Rock 'n' roll blared through Jeremy Regnier's headset on that October night in 2004. Then acrid smoke filled the Bradley Fighting Vehicle and the cocksure soldier from New Hampshire lay dead in the arms of a comrade, killed instantly by a crude roadside bomb.
Within hours — a half a world away — a black sedan carrying a military notification team crept slowly down a sloping driveway toward the Regnier home on a small hillside in Littleton.
And with that, the Regniers earned a designation no one wants: Gold Star family.
So when Kevin Regnier, Jeremy's dad, heard Donald Trump belittle the parents of Captain Humayun Khan, a Muslim American soldier killed by a suicide bomber in Iraq, he was dumbfounded. When Regnier heard the billionaire assert that he, too, had sacrificed, his blood boiled.

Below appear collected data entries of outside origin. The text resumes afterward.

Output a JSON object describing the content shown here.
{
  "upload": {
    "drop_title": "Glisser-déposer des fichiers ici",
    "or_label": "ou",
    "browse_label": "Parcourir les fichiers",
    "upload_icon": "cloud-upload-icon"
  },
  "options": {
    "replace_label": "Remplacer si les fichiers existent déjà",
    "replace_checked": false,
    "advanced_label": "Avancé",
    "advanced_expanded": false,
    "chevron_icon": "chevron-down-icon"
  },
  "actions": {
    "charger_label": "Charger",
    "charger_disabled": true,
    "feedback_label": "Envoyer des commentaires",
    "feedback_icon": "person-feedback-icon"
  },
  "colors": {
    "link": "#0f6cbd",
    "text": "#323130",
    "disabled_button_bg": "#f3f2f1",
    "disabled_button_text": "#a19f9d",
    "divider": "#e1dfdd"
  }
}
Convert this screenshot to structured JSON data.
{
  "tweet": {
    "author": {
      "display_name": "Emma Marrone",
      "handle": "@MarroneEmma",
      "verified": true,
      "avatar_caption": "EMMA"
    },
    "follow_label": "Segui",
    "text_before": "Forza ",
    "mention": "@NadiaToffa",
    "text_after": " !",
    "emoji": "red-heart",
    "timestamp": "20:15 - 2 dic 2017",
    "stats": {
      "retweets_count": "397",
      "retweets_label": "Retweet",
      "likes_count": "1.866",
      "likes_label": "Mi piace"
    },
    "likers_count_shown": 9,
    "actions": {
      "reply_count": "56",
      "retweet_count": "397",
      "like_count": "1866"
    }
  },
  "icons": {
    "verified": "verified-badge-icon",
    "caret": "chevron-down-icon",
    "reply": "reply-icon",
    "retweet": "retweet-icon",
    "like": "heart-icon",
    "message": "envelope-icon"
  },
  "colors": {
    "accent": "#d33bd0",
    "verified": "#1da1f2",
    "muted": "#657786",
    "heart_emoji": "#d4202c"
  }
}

"He compares himself to what we've gone through by attacking a family like that! But that's Donald Trump,'' Regnier said Tuesday. "He won't back down. When someone attacks him for something he's done wrong, he just does more wrong.''
I first met Kevin Regnier 10 years ago, when I spent nearly a year with his family and his son's military comrades of the First Cavalry Division for a series of Globe articles on post-traumatic stress disorder.
Like no other assignment, it profoundly underlined for me the steep price of freedom and the lingering, and sometimes, invisible wounds of war.
"Nobody should have to go through that,'' Regnier told me. "And then for Trump to talk about his 'sacrifice,' well, that's Donald Trump for you. He should just shut his mouth. He wants to be our commander in chief. Can you imagine what he's going to say or what letters he's going to write to families who lose a loved one in a war?''
All this bluster from a man, who — The New York Times reports — was apparently "the picture of health" when he was 22 in 1968 and eligible for the draft as the war in Vietnam raged. And then this lucky diagnosis: bone spurs in his heels. Four other deferments, these for education, were to come his way.
And this guy dismisses a Gold Star family?
Rational political analysis would say that Trump has gone too far this time. Surely, he cannot survive this.
But I thought that last November when he cruelly mocked a Times reporter who has arthrogryposis, which limits the functioning of his joints. Trump's performance then was juvenile and cringe-worthy and — I was certain — politically fatal.
I wasn't alone. "No, this can't be happening,'' said Stan Eichner, litigation director of the Disability Law Center in Boston, recalling his reaction to Trump's attack on Serge F. Kovaleski. "There must be some other explanation.''
But there wasn't. "The way he mocked him was just so troubling,'' agreed Christine Griffin, the DLC's executive director. "Everyone would say: That's it. He's gone too far this time. It shows the character of someone who shouldn't be running for office, but there were a whole lot of people who didn't care that he did that. And still don't care.''
We've seen Trump's kind before.
Sixty-two years ago, a lawyer representing the US Army famously stood up to another demagogue, Senator Joseph McCarthy, during a hearing. Joseph Welch said this to McCarthy, effectively marking the beginning of the end for the dangerous Wisconsin Republican:
"Have you no sense of decency, sir, at long last? Have you left no sense of decency?''
Wouldn't that be a great opening question for this fall's first presidential debate?
Mr. Trump, have you no sense of decency?